Last modified: 2014-06-09
Abstract
When a pathogen is transmitted from an infected individual to a susceptible host, many complex factors influence the outcome of transmission: whether the pathogen will cause disease, what are the lengths of latent and infectious periods, if protective immunity will arise and how long will immunity last (memory). Transmission models of disease are numerous and capture many epidemiological aspects. However, broad individual variability exists, that in classical compartmental models is captured by assuming Poisson processes for transitions between epidemiological states (e.g. infectious to removed). Using multi-scale models that explicitly account for the dynamics of host-specific immune responses operating in the population scale can allow a finer-grained description of outcomes of infection and ultimately a better understanding of transmission dynamics. In this study, we propose a multi-scale model for Mycobacterium Tuberculosis (Mtb), the bacterium that causes tuberculosis (TB).
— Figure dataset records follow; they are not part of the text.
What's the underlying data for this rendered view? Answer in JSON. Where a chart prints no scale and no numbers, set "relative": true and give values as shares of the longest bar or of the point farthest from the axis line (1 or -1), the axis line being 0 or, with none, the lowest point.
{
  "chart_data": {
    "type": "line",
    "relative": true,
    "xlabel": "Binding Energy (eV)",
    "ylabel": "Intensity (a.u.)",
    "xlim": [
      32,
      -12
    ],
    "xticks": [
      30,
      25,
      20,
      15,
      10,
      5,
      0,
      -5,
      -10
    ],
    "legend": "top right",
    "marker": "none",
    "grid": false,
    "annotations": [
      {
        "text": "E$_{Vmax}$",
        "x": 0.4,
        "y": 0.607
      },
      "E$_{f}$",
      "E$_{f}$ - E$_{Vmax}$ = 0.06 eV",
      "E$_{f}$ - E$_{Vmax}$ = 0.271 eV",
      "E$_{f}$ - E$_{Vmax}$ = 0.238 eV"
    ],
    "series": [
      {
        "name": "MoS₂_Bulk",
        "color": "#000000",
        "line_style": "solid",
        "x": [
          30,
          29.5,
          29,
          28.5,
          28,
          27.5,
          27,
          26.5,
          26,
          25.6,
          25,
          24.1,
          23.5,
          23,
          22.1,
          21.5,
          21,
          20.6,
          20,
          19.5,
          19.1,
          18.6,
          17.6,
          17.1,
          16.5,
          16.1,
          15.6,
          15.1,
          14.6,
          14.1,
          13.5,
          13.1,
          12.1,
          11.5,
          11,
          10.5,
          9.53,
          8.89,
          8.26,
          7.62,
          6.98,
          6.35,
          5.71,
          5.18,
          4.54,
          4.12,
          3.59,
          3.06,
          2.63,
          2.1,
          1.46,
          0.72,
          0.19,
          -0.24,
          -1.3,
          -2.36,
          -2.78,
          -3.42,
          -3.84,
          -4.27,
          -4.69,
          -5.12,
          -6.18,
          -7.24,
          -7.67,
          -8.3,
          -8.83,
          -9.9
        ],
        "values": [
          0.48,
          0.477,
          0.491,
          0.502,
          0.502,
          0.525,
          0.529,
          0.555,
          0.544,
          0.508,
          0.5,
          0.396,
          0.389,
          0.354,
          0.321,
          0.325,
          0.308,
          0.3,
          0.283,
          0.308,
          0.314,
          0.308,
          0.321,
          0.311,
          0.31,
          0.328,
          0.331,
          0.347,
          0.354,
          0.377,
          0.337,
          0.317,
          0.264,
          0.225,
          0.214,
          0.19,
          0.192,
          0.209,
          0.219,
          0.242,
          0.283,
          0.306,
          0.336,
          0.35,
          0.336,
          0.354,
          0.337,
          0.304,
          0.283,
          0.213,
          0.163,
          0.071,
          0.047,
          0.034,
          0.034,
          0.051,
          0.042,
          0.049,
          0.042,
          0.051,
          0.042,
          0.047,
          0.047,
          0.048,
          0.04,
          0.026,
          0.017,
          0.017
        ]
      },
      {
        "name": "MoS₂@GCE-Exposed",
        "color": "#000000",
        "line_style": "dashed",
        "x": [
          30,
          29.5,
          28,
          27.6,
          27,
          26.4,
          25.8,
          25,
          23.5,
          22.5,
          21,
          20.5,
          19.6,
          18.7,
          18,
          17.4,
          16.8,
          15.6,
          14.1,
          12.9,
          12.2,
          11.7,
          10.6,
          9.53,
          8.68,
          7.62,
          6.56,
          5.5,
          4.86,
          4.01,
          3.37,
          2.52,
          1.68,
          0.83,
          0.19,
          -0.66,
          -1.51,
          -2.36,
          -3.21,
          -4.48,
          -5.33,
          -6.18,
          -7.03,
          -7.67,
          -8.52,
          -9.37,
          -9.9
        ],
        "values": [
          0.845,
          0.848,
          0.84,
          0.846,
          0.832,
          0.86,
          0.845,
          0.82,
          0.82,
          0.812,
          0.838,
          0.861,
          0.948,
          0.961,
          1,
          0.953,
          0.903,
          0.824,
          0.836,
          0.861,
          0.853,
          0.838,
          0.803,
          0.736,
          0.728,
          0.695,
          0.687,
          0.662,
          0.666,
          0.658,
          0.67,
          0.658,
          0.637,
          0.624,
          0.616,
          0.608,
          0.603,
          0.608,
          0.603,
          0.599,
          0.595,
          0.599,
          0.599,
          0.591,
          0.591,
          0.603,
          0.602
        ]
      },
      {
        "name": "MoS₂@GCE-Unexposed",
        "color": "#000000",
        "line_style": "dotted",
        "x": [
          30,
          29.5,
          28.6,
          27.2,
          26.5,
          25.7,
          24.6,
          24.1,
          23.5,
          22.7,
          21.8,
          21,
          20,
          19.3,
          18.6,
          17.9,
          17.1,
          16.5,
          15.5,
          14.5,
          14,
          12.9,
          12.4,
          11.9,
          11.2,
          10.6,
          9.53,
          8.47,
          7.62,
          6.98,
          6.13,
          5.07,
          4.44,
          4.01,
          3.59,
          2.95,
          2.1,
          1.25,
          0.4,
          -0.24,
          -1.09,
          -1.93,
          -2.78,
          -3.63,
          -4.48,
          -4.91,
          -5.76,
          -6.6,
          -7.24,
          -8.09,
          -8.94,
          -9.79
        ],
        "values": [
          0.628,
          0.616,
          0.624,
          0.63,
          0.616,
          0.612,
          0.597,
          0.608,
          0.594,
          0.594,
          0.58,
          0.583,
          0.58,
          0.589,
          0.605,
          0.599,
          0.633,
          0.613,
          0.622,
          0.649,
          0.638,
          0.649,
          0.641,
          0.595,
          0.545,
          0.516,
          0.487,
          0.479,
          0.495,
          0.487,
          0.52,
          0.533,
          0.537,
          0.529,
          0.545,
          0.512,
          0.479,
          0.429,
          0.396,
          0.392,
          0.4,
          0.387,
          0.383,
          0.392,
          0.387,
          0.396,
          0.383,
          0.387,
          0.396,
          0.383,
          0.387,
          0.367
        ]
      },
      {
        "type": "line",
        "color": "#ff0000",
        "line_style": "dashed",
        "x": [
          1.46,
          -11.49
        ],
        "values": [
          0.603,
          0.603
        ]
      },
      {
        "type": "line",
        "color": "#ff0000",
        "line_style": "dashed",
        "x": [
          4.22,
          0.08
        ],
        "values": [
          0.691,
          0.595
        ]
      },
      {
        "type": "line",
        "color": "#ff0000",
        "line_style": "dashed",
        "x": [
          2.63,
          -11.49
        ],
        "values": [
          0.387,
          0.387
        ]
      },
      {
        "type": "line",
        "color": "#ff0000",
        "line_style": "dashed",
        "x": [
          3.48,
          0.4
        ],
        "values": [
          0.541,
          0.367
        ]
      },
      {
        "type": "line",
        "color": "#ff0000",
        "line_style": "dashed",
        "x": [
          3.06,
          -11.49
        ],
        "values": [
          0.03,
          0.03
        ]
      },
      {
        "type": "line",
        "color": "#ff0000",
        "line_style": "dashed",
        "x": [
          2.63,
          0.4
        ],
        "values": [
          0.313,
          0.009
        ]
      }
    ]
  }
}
The multi-scale model bridges together two existing models: a socio-demographic, individual based model for TB transmission dynamics, and a mechanistic, validated ODE model for host Mtb immune response, expressly adapted for multi-scale integration. Changes to individual epidemiological status are driven by state variables of host immune response (such as bacterial load), whose value over time is determined in an ODE model by two classes of factors: i) characteristics of the infection episode and ii) host immune specific characteristics. The multi-scale model is calibrated against epidemiological data on TB incidence (both over time and by age) in a low burden demographic setting and the predicted age-specific frequency and timing of infection outcomes is compared with currently used estimates in epidemiological models. Relations between host immune factors, their distribution in the population and relevant aspects of TB epidemic dynamics are identified by multivariate sensitivity analysis. Finally, we discuss possible applications of the model for improved understanding of TB epidemiology and disease control.